The aim of this work is to model the effect of inclusions upon void growth in porous ductile metals. This effect arises from the fact that when such a material is subjected to low tensile, or compressive mean stresses, voids can undergo compressive stresses in some directions; then, if they are still in contact in these directions with the inclusions they originated from, void shrinkage is hindered by the inclusions. A numerical yield surface is first derived through limit-analysis of some RVE, accounting for presence of some rigid inclusion, and compared to the (also numerical) yield surface without inclusion. Using then, as a basis, the Gologanu–Leblond–Devaux (GLD) model accounting for void shape effects but not for influence of inclusions, an analytical approximate model is developed, taking into account both void shape effects and influence of inclusions.

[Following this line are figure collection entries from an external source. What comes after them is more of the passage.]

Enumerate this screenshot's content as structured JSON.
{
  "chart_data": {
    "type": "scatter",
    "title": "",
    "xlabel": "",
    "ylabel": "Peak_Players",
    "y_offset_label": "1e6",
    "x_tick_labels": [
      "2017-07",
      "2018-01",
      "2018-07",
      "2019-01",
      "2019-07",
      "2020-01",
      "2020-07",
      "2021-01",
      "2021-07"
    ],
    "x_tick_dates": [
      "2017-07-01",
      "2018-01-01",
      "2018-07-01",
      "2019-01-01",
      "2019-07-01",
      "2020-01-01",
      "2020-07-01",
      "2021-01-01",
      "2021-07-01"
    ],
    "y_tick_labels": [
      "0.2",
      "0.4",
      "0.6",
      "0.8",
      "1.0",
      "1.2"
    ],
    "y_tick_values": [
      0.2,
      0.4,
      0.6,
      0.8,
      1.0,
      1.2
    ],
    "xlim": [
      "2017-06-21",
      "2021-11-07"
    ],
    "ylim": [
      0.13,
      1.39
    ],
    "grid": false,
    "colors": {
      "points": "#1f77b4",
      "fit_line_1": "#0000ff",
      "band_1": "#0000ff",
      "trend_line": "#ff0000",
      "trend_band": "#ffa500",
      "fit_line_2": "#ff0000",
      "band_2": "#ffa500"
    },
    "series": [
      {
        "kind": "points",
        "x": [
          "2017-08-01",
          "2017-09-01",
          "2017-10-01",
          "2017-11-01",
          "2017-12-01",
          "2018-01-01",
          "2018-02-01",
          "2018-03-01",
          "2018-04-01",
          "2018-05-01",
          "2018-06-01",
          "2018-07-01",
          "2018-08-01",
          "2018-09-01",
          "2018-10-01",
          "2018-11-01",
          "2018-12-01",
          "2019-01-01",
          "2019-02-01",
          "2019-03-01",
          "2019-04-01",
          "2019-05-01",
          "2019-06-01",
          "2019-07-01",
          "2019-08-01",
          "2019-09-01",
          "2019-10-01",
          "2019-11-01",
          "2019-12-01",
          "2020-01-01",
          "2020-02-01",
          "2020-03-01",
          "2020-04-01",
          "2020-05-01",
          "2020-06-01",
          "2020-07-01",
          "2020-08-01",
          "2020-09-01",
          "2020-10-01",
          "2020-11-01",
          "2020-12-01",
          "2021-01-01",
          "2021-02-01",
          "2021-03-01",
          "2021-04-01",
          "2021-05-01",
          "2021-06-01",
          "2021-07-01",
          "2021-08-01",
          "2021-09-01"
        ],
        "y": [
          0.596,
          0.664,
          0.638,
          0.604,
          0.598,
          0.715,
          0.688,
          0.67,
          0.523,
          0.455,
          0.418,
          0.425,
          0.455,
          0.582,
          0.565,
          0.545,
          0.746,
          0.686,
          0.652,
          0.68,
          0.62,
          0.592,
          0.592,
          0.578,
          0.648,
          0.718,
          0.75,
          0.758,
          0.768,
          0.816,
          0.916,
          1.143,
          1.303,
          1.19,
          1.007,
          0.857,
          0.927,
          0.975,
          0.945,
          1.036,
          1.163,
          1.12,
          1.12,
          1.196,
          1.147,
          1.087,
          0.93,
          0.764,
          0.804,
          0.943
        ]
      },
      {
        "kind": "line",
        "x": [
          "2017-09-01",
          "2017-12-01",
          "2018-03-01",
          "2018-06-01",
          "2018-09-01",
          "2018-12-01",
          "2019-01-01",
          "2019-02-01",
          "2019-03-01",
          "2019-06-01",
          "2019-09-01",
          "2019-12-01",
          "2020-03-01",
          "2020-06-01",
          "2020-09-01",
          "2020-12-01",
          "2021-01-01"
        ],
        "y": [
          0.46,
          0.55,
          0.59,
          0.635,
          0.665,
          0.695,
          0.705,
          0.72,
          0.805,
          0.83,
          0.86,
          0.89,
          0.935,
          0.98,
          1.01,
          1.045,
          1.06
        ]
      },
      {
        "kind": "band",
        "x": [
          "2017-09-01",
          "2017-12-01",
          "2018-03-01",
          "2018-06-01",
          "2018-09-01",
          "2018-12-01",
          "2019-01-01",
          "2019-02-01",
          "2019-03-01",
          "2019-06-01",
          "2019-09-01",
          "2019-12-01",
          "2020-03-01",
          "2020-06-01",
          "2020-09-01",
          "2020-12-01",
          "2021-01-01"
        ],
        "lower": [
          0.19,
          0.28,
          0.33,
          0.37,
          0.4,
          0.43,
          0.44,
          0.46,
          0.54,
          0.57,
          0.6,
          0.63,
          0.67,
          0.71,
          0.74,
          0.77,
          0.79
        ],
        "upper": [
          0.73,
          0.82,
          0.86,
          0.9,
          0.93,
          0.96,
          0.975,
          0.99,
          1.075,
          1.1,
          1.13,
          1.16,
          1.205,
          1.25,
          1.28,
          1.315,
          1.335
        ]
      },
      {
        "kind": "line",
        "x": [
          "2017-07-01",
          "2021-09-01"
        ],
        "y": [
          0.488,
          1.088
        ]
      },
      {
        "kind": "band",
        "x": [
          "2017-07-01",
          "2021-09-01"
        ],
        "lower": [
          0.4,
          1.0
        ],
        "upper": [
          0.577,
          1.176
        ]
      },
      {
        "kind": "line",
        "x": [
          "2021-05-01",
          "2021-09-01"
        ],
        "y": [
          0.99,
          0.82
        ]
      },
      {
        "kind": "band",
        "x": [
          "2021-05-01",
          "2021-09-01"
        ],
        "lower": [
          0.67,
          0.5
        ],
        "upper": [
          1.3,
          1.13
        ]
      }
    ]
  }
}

This model consists of a macroscopic yield criterion analogous to that of the GLD model, depending upon the porosity and the void shape parameter, a flow rule obeying normality, and evolution equations for the internal parameters. It contains four adjustable coefficients. Two of these are determined through consideration that the yield surface with effect of inclusions should be tangent to the GLD yield surface for a certain “critical” stress state. The other two are adjusted so as to get the best possible fit between the analytical yield surface (with effect of inclusions) and the supposedly exact numerical one. The model is finally critically assessed through comparison of its predictions with results of FE simulations performed in ideal-plasticity (in order for the comparison with the theory developed with this hypothesis to be fully meaningful).